New feature support has to travel up multiple layers. Fancy new things like arrays & JSONB took time to filter from the DB to the language DB driver (e.g. psycopg2) to the ORM (e.g. SQLAlchemy).

Some ORMs offer to ‘mirror your live DB’ into a schema. That’s insane to me. It makes any type-checking or linting impossible. You have no idea what you’re getting. Your test suite will be useless because your local DB probably is getting spun up from a schema. If not, then you have another hard problem of doing regular prod dumps to your dev environment. Yuck.

ORM-light tools that coerce responses into native structs and allow for type-checking are less offensive to me.

ORMs take over connection management and migration

There’s always some surprise about the connection or pool type. It’s never straightforward, it’s always badly documented, it has twice as many layers as necessary because it has to manage bespoke session tracking and table registries. Transactions are undocumented or mysterious, autocommit is implied or hidden.

Migration is a hard problem. It’s made harder by the fact that our sql migration expertise is fragmented across multiple implementation languages (py, js) when it should be specific to DB engines (mysql, postgres).

Sqlite ships with something called sqldiff that can diff two sqlite databases. I think it runs on actual DBs, not schemas, which is weird, but still that’s a good first step.

Especially bad in a polyglot codebase

And every codebase is polyglot now. Is there any company that sells ‘just code’ now? Everyone has a SaaS or a website or a mobile app or something.

Siloing schema definitions in each implementation language is a major obstacle to onboarding a new language.

My experience of working on backend / mobile teams is that sometimes teams communicate well about message specs and sometimes not, and the ‘not’ times ship real errors. You may say ‘mobile apps don’t hit SQL directly, and message schemas are a different problem from storage schemas’, and that’s true, but many teams have polyglot backend codebases (or want them), or use python or scala just for data.

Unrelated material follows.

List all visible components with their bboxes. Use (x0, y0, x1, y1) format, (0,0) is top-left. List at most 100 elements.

‘Full stack’ schemas would be so awesome. They would statically catch those surprises when the layers of your system don’t agree on the shape of an object. Beyond that, they could accelerate UI development by providing programmatic / default views for certain kinds of objects.

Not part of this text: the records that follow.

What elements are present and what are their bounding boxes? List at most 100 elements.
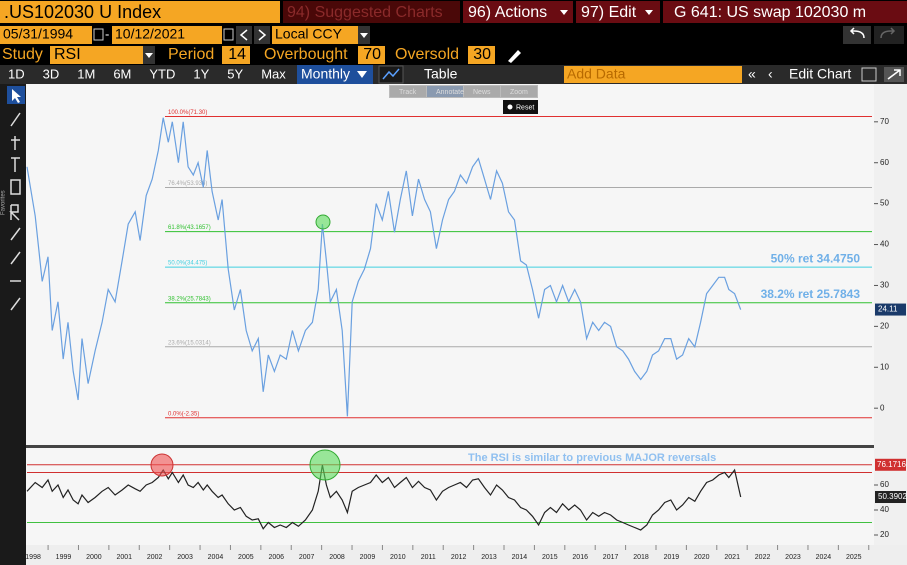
x-tick-label: 2011	[421, 554, 436, 561]
redo-button[interactable]	[874, 26, 904, 44]
level-label: 61.8%(43.1657)	[168, 225, 211, 231]
x-tick-label: 2004	[208, 554, 224, 561]
range-button[interactable]: 1Y	[193, 66, 209, 81]
chart-type-icon	[382, 68, 400, 80]
text-tool[interactable]	[11, 136, 20, 150]
price-panel	[26, 84, 874, 445]
currency-box[interactable]	[272, 26, 358, 44]
period: 14	[228, 46, 246, 63]
level-label: 50.0%(34.475)	[168, 261, 207, 267]
favorites-label: Favorites	[1, 190, 7, 215]
tool-icons	[9, 112, 21, 311]
study-box[interactable]	[50, 46, 143, 64]
table-button[interactable]: Table	[424, 66, 458, 82]
reset-icon	[507, 104, 513, 110]
x-tick-label: 2009	[360, 554, 376, 561]
redo-icon	[880, 27, 896, 39]
level-label: 0.0%(-2.35)	[168, 411, 199, 417]
level-label: 38.2%(25.7843)	[168, 296, 211, 302]
tool-button[interactable]	[427, 86, 463, 97]
dash: -	[105, 26, 109, 41]
calendar-icon[interactable]	[93, 28, 104, 41]
frequency-button[interactable]	[297, 65, 373, 84]
title: G 641: US swap 102030 m	[674, 4, 866, 21]
edit-button[interactable]	[576, 1, 660, 23]
range-button[interactable]: 1M	[77, 66, 95, 81]
tool-button[interactable]	[501, 86, 537, 97]
prev-button[interactable]	[236, 26, 252, 44]
edit-icon[interactable]	[861, 67, 877, 82]
start-date-box[interactable]	[0, 26, 92, 44]
edit-chart[interactable]: Edit Chart	[789, 66, 851, 82]
x-tick-label: 2017	[603, 554, 619, 561]
oversold-label: Oversold	[395, 46, 459, 63]
pencil-icon[interactable]	[508, 50, 521, 63]
x-tick-label: 2003	[177, 554, 193, 561]
end-date: 10/12/2021	[115, 26, 185, 42]
tools: Track Annotate News Zoom	[390, 86, 537, 97]
x-tick-label: 1998	[25, 554, 41, 561]
undo-button[interactable]	[843, 26, 871, 44]
y-tick-label: 30	[880, 281, 889, 290]
back-icon[interactable]: ‹	[768, 66, 773, 82]
level-label: 100.0%(71.30)	[168, 110, 207, 116]
range-button[interactable]: Max	[261, 66, 286, 81]
side-toolbar	[0, 84, 26, 565]
price-tool[interactable]	[11, 157, 20, 172]
actions-button[interactable]	[463, 1, 573, 23]
range-button[interactable]: 3D	[43, 66, 60, 81]
x-tick-label: 2019	[664, 554, 680, 561]
oversold: 30	[473, 46, 491, 63]
x-tick-label: 2013	[481, 554, 497, 561]
x-tick-label: 2001	[116, 554, 132, 561]
y-tick-label: 40	[880, 505, 889, 514]
plot: 0 10 20 30 40 50 60 70 1998 1999 2000 2001 2002 2003 2…	[25, 110, 907, 561]
x-tick-label: 1999	[56, 554, 72, 561]
period-box[interactable]	[222, 46, 250, 64]
x-tick-label: 2006	[268, 554, 284, 561]
level-value: 76.1716	[877, 460, 906, 469]
y-tick-label: 20	[880, 530, 889, 539]
last-value-badge	[875, 303, 906, 316]
reset-button[interactable]	[503, 100, 538, 114]
actions: 96) Actions	[468, 4, 547, 21]
ray-tool[interactable]	[10, 251, 21, 265]
range-button[interactable]: 1D	[8, 66, 25, 81]
end-date-box[interactable]	[112, 26, 222, 44]
retracement-tool[interactable]	[9, 204, 20, 221]
series-line	[26, 117, 742, 417]
tool-button[interactable]	[390, 86, 426, 97]
trend-tool[interactable]	[10, 227, 21, 241]
range-button[interactable]: 5Y	[227, 66, 243, 81]
security: .US102030 U Index	[4, 2, 161, 22]
collapse-icon[interactable]: «	[748, 66, 756, 82]
overbought-box[interactable]	[358, 46, 385, 64]
calendar-icon[interactable]	[223, 28, 234, 41]
oversold-box[interactable]	[468, 46, 495, 64]
range-button[interactable]: 6M	[113, 66, 131, 81]
expand-icon	[887, 69, 901, 80]
suggested: 94) Suggested Charts	[287, 4, 443, 21]
series-line	[26, 464, 742, 531]
y-tick-label: 60	[880, 480, 889, 489]
y-tick-label: 10	[880, 362, 889, 371]
add-data-box[interactable]	[564, 66, 742, 83]
channel-tool[interactable]	[10, 297, 21, 311]
dropdown-arrow	[645, 10, 653, 15]
line-tool[interactable]	[10, 112, 21, 127]
dropdown-arrow	[145, 53, 153, 58]
y-tick-label: 60	[880, 158, 889, 167]
security-box[interactable]	[0, 1, 280, 23]
x-tick-label: 2015	[542, 554, 558, 561]
suggested-button[interactable]	[283, 1, 460, 23]
panel-divider	[26, 445, 907, 448]
y-tick-label: 70	[880, 117, 889, 126]
highlight-circle	[309, 449, 341, 481]
bar-tool[interactable]	[10, 179, 21, 195]
tool-button[interactable]	[464, 86, 500, 97]
tool-strip	[389, 85, 538, 98]
next-button[interactable]	[254, 26, 270, 44]
x-tick-label: 2016	[572, 554, 588, 561]
range-button[interactable]: YTD	[149, 66, 175, 81]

We can’t have nice things until we move our schemas out of our app languages and into declarative spec languages like SQL, proto, or even jsonschema / swagger (though I’m not a great fan of the last two).

What am I doing about this

This article is at least 50% out of desire to plug my alpha-stage anti-ORM, automigrate.

Automigrate starts with create table statements in vanilla SQL and can use those to generate:

ORM specs in various app languages (currently just python SQLAlchemy)
migration commands based on the git history

Schemas and migrations are generally a difficult thing in a new codebase and a problem that teams solve in different ways. My goal is to standardize that, improve my life, and make it easier for people to add new languages to their stack when necessary.

Appendix: things people said online

I got various feedback about this from internet people. Some of it was:

“Simple CRUD operations are annoying to write without an ORM.” I mostly agree with this, especially on the read side, potentially less on the insert / update side.
“My ORM does use SQL as a source of truth” (from users of various ORMs). If you said this and mean that your class methods translate well to SQL, we’re not saying the same thing. If you said this and mean that you can mirror a running DB to a class hierarchy, I’m talking about SQL statements checked into git, not a live DB.
“ORMs enable composability.” I’m interested in this argument – in theory you can create a generic RBAC system or something and use it everywhere. In practice clunky join syntax is one of the things that ORMs do that puts ants in my pants, but this article is mostly about schema defs and not about querying so I’ll say ‘no comment’.
“Service oriented architectures shouldn’t be looking at each other’s data directly, so the polyglot use case doesn’t matter.” I half-agree, but I don’t agree in the data processing case. Also, SOA means different things to different people and there are advantages to having a common datastore when you’re small.